By Sean O'Donnell - 11 February, 2018
Always remember the victim at the centre of this evil crime; the enslaved person who demands our action in combating trafficking - Cardinal Nichols
Law enforcement officers, Bishops, religious sisters and international organisations from across the world gathered in the Vatican for the fifth Santa Marta Group conference to update and share good practice in the fight against human trafficking and modern slavery.
This year’s conference focused on regional realities with tailored solutions to human trafficking in each continent. With input from every continent, each region discussed their experiences, both the successes and challenges they face, with growing collaboration identified as a priority in neighbouring countries where the challenges are similar.
Education and economic opportunity is the focus on the supply side from countries of origin and the need for a strong legal framework, accountability and active citizenship on the demand side in countries of destination. While there are significant similarities in approaches to combating human trafficking across regions, the need for local action was emphasised, recognising the significant levels of internal trafficking taking place.

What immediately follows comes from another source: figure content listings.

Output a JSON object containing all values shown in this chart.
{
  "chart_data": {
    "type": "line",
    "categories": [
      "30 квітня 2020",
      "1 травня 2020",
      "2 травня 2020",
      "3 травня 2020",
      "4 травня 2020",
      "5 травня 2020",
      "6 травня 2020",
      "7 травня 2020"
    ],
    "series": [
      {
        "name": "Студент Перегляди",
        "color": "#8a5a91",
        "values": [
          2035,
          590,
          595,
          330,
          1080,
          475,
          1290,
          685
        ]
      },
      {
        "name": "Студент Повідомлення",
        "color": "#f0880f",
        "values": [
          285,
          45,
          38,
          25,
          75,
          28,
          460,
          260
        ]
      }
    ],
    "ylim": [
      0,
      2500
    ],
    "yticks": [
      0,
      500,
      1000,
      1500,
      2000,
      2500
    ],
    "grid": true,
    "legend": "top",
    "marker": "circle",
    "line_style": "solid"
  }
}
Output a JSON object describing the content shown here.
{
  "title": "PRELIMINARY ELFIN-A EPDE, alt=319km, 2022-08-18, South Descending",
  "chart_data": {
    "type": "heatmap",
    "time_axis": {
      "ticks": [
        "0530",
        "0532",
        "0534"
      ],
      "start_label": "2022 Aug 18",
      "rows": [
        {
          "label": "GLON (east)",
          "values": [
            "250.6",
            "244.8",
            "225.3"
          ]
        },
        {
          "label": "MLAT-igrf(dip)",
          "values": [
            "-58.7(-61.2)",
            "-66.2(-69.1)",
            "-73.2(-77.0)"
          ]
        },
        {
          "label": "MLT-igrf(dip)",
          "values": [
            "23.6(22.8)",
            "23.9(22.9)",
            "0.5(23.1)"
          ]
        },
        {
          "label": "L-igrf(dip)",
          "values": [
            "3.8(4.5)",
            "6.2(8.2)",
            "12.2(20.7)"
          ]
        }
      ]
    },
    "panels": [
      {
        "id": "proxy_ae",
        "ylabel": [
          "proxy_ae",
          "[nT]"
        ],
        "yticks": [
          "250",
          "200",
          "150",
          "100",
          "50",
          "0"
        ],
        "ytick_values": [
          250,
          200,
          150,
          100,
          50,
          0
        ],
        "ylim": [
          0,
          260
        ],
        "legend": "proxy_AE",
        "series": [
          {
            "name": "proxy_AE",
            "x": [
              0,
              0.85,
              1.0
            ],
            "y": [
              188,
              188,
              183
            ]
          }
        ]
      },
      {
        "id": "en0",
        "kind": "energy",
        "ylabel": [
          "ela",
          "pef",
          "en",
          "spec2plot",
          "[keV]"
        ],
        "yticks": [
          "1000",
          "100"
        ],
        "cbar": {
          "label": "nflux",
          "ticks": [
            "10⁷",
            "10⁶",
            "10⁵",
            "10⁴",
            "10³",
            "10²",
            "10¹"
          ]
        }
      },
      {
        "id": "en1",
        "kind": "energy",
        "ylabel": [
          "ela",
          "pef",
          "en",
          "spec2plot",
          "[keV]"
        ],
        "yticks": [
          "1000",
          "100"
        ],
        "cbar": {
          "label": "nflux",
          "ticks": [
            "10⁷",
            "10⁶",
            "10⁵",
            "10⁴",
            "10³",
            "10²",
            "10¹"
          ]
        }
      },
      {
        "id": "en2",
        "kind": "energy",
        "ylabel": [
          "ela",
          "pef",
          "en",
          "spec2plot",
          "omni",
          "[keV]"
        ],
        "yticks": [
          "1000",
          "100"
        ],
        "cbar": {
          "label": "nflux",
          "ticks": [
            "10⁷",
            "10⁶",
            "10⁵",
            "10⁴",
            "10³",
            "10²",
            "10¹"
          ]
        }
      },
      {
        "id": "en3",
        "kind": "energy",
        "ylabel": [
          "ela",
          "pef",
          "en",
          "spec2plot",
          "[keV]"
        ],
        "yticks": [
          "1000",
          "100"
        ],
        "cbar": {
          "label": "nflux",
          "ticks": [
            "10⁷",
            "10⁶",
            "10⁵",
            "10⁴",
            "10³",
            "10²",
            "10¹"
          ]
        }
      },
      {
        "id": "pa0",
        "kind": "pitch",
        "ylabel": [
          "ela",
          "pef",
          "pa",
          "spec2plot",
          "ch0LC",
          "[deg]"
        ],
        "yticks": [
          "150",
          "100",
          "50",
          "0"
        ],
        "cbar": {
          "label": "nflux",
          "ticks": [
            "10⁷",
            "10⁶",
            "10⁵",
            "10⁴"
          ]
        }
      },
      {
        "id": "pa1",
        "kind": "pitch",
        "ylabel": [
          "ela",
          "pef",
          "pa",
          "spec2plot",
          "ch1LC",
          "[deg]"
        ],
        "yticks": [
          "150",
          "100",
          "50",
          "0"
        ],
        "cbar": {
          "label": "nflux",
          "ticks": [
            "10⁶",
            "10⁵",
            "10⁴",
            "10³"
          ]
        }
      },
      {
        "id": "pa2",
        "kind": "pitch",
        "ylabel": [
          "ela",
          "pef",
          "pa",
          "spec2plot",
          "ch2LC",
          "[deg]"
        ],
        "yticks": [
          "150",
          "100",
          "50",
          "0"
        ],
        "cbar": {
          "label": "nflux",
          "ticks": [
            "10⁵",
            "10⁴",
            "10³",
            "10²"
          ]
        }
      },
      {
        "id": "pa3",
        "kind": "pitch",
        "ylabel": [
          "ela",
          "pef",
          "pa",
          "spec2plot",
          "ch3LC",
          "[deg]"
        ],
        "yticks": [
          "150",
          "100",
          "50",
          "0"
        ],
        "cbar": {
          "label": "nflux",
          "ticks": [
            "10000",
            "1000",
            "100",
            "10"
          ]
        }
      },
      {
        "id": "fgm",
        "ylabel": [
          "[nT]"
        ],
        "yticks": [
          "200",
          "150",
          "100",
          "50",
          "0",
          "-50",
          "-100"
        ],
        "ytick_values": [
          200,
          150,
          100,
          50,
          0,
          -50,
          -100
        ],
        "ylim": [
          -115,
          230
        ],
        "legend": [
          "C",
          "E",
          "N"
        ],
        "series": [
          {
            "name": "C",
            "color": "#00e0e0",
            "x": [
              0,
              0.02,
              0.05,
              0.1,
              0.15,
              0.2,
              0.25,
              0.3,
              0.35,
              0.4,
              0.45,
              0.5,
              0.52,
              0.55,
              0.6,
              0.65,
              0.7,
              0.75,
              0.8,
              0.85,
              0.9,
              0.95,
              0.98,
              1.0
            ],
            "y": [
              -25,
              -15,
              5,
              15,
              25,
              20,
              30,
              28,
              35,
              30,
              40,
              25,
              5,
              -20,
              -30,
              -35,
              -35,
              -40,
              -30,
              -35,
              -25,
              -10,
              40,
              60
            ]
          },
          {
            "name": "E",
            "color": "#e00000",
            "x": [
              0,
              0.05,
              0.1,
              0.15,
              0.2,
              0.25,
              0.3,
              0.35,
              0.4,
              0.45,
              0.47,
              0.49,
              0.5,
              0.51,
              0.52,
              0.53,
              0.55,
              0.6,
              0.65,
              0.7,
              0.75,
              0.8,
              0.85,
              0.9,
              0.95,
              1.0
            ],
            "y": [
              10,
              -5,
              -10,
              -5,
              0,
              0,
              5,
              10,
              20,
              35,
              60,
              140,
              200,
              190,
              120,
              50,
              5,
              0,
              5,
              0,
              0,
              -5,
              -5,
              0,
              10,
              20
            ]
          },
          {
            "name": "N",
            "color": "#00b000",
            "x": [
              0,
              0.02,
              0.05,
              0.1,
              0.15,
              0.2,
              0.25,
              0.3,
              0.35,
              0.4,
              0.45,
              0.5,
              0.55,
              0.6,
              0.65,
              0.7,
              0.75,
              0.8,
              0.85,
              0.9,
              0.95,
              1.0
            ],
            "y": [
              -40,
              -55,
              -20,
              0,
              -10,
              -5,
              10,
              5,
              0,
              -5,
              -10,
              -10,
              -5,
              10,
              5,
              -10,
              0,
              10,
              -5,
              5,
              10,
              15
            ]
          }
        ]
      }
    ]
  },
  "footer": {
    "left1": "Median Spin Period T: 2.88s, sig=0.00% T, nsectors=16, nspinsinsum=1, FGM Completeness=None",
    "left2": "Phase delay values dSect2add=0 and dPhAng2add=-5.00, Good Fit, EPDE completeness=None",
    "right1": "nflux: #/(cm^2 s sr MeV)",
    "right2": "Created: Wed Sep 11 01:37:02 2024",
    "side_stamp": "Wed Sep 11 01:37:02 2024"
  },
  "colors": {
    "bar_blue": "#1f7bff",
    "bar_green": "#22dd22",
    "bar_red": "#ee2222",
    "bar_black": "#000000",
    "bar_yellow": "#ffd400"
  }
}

The conference also featured contributions from international agencies, introducing the role of the private sector and the importance of transparency in supply chains. Practical ways to address difficult to track human trafficking, such as slavery within seafaring, were also discussed.
A challenge to the group was to increase their accountability through greater transparency with the media, both on work done and long term strategy. An example was shared from the UK, where Church and Law Enforcement partnered with a media outlet (the Evening Standard) to raise awareness of human trafficking, investigate cases of modern slavery and propose solutions through a round table chaired by Cardinal Vincent Nichols.
Cardinal Nichols, President of the Santa Marta Group, in his address to Pope Francis, drew attention to the need to always remember the victim at the centre of this evil crime; the enslaved person who demands our action in combating trafficking. Cardinal Nichols said,
“Our Santa Marta Group meeting has been a hard look at one of the dark faces of globalisation: the scourge of human trafficking and modern slavery. In contrast, Holy Father, we thank you for the many ways in which you make visible the truly human face of our world. Constantly in your actions and words, you remind us that the well-being of the human person must always be at the centre of every endeavour.”
(See below for Cardinal Nichols’ full address)
For more information on the Santa Marta Group go to www.santamartagroup.com
Address to Pope Francis
Santa Marta Conference, 9 February 2018
Holy Father, we thank you for this gift of a meeting and for the privilege of greeting you, so as to express our respect and regard for you in your ministry at the helm of the Catholic Church throughout the world.
Our Santa Marta Group meeting has been a hard look at one of the dark faces of globalisation: the scourge of human trafficking and modern slavery. In contrast, Holy Father, we thank you for the many ways in which you make visible the truly human face of our world. Constantly in your actions and words, you remind us that the well-being of the human person must always be at the centre of every endeavour. You constantly point to the face of our true humanity, a face reflecting the infinite goodness and compassion of God, made visible in Jesus.
We thank you for your leadership and encouragement in the fight against human trafficking. In these last two days, this meeting of the Santa Marta Group, the fifth we have held, has heard of this work from every continent of the growing cooperation between law enforcement agencies and the resources of the Catholic Church. Achievements are considerable. The challenge is great. In all our efforts we try to keep before our eyes the faces of those who are enslaved, those who are rescued, those who are making the long road of recovery. It is they, our brothers and sisters, whom we wish to serve, as well as striving wholeheartedly to find, stop and prosecute the perpetrators of these evil and brutal crimes.
Holy Father, we are very conscious of so many who are involved in this world-wide campaign. Yesterday many of those people, present in Rome, gathered for the celebration of Holy Mass in the Basilica of St Peter, including many religious sisters, who are so often on the front-line of this work against modern slavery. We thanked God for their courage and we dedicated our work to the glory of God and to the service of the dignity which God gives to every person.
We have committed ourselves to deepen our cooperation, to promote truly local awareness and responsibility, to develop not only national partnerships, but also development them regionally in centres such as Argentina, Eastern Europe, Africa and Asia.
We ask you, Holy Father, to continue to call Governments to a truly humane response to the victims and survivors of human trafficking in the support and protection they provide; to urge financial and business institutions to do all they can to eliminate slavery and its profits from their transactions; and to encourage all people of good will to become more alert to the presence of slave-labour.
Holy Father, we thank you from the depth of our hearts for the ministry and leadership you give in our world today. We assure you of our wholehearted support and promise you our prayers and prayers for all victims of human trafficking. We ask you to bless our work, our families and each one of us today.